– Хочешь, Володя, я скажу тебе, о чем ты подумал, когда переступил порог этой горницы? – спросил Шевченко, усаживаясь рядом с ним.
– А ну, скажите, Иван Михайлович! – подхватила Люда: – Это очень интересно…
– Не было бы войны, подумал ты, я бы уже женился. Пришел бы с тактических занятий в теплую, уютную квартирку, и меня ласково, нежно встретила такая же тепленькая и уютная, одуряюще пахнущая семейным счастьем, молодая блондиночка-жена… – Иван Михайлович с лукавинкой в глазах взглянул на Люду и, понизив голос, оговорился: – Конечно, не в этой грубой гимнастерке и кирзовых сапогах… Бросилась бы она мне на шею от радости, влипла бы своими пылающими нежными губками в мои огрубевшие на полевых ветрах губы, – и усталости как не бывало! Ну, а дальше… Ты и представить себе не можешь, что дальше, потому что не жил еще семейной жизнью. А именно дальше-то весь смысл и прелесть семейной жизни, настоящего семейного счастья… Что, отгадал твои тайные думы?
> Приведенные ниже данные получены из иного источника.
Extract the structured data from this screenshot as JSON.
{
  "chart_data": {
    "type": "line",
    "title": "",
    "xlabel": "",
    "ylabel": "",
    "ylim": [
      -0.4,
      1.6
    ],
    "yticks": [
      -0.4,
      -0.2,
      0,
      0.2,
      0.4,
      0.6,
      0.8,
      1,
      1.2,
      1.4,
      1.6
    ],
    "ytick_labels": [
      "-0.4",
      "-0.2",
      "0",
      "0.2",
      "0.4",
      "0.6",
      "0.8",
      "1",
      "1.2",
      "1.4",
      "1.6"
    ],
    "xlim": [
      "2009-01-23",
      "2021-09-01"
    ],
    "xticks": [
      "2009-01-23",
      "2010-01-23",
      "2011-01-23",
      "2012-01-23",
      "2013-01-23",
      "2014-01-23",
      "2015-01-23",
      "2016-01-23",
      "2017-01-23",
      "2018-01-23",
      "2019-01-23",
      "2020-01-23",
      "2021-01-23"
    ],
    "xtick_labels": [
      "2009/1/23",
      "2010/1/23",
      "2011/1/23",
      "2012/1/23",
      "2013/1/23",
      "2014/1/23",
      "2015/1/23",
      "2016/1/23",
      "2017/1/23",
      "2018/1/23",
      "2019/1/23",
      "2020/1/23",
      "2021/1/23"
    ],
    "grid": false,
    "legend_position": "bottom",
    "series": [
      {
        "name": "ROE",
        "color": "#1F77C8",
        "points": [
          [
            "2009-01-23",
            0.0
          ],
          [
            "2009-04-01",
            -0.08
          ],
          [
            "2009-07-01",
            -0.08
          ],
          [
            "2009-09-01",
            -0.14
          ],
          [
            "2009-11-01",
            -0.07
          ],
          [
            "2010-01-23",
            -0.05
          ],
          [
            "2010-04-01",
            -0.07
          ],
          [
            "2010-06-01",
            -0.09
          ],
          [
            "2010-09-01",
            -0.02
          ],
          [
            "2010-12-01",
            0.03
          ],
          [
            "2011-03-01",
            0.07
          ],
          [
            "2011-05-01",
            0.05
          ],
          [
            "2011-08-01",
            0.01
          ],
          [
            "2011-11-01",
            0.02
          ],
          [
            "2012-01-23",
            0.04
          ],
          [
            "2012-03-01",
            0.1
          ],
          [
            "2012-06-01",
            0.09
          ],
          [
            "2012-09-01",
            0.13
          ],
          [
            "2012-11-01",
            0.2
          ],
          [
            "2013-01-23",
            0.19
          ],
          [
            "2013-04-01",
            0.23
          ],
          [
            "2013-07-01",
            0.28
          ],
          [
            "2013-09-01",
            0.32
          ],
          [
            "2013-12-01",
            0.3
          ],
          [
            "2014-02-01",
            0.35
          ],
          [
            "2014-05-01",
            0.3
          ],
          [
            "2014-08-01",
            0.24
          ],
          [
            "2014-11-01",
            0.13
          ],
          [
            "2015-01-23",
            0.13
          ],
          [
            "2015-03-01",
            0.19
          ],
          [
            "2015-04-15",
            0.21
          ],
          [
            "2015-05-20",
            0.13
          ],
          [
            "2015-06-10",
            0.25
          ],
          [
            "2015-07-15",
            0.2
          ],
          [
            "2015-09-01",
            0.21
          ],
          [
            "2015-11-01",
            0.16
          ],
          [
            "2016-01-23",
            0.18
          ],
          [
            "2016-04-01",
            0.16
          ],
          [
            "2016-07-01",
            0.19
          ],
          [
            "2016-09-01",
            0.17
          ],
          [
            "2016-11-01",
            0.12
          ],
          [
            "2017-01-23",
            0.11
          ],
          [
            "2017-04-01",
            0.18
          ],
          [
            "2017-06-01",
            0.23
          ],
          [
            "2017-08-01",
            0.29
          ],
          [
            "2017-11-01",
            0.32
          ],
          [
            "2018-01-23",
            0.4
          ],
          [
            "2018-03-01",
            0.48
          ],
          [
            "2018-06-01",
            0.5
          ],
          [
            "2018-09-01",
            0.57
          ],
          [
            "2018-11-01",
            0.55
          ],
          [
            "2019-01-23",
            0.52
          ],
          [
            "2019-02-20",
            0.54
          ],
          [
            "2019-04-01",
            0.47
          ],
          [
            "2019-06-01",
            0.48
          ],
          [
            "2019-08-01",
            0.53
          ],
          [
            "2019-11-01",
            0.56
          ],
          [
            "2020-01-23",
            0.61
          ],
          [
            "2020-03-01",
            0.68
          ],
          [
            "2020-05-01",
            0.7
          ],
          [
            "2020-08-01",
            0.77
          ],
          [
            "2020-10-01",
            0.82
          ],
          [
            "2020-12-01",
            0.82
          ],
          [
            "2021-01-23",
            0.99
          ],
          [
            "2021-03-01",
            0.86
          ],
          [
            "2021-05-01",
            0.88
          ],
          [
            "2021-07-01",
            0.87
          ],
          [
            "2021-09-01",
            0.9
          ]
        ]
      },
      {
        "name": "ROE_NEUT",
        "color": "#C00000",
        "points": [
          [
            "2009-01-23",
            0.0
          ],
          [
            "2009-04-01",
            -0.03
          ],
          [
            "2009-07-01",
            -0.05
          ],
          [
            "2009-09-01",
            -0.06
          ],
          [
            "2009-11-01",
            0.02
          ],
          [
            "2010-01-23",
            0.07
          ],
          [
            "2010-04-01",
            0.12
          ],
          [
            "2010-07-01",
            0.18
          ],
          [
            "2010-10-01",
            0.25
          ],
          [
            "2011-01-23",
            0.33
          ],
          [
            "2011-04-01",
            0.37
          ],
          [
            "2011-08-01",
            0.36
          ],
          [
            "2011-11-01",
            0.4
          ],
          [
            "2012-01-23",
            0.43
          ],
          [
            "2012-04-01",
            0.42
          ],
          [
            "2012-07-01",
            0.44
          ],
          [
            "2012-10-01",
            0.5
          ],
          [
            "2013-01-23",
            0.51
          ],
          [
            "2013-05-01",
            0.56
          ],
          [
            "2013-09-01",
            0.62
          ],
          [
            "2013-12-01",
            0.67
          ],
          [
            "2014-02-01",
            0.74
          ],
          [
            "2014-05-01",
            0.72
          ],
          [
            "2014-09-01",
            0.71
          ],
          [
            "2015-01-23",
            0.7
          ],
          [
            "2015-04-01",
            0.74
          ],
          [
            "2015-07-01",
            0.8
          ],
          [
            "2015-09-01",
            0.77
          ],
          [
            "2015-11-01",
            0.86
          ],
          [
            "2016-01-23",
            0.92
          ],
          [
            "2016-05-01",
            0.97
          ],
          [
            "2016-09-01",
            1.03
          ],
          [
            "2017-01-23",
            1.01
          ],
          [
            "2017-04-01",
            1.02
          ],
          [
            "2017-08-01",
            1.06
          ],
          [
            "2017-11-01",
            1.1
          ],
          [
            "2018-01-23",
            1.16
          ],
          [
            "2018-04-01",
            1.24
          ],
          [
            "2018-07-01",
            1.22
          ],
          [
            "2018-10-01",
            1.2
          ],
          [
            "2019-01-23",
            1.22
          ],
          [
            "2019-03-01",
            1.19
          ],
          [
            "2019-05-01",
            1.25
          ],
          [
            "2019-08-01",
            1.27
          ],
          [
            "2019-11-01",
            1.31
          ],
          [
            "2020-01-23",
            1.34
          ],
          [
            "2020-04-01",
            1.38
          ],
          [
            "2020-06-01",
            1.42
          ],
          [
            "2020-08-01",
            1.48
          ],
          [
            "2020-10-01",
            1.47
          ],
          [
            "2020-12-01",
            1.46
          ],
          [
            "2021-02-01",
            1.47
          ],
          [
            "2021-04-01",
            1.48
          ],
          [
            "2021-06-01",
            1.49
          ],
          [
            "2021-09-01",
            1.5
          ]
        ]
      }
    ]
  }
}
Волжанов, как застигнутый за какой-то шалостью мальчишка, виновато улыбнулся и снова вздохнул. Люда слушала Ивана Михайловича, как зачарованная, а Зинаида Николаевна тихо, чтобы не услышали в задней комнате располагавшиеся там бойцы и командиры группы, начала всхлипывать.
– Крепись, Зинок, нельзя так! Вон Люда еще совсем девочка и то не плачет, а ты… Не плачь, дорогая, не печалься… Отвоюем и прошлое наше, и еще лучшее будущее. А заодно и научимся его по-настоящему ценить.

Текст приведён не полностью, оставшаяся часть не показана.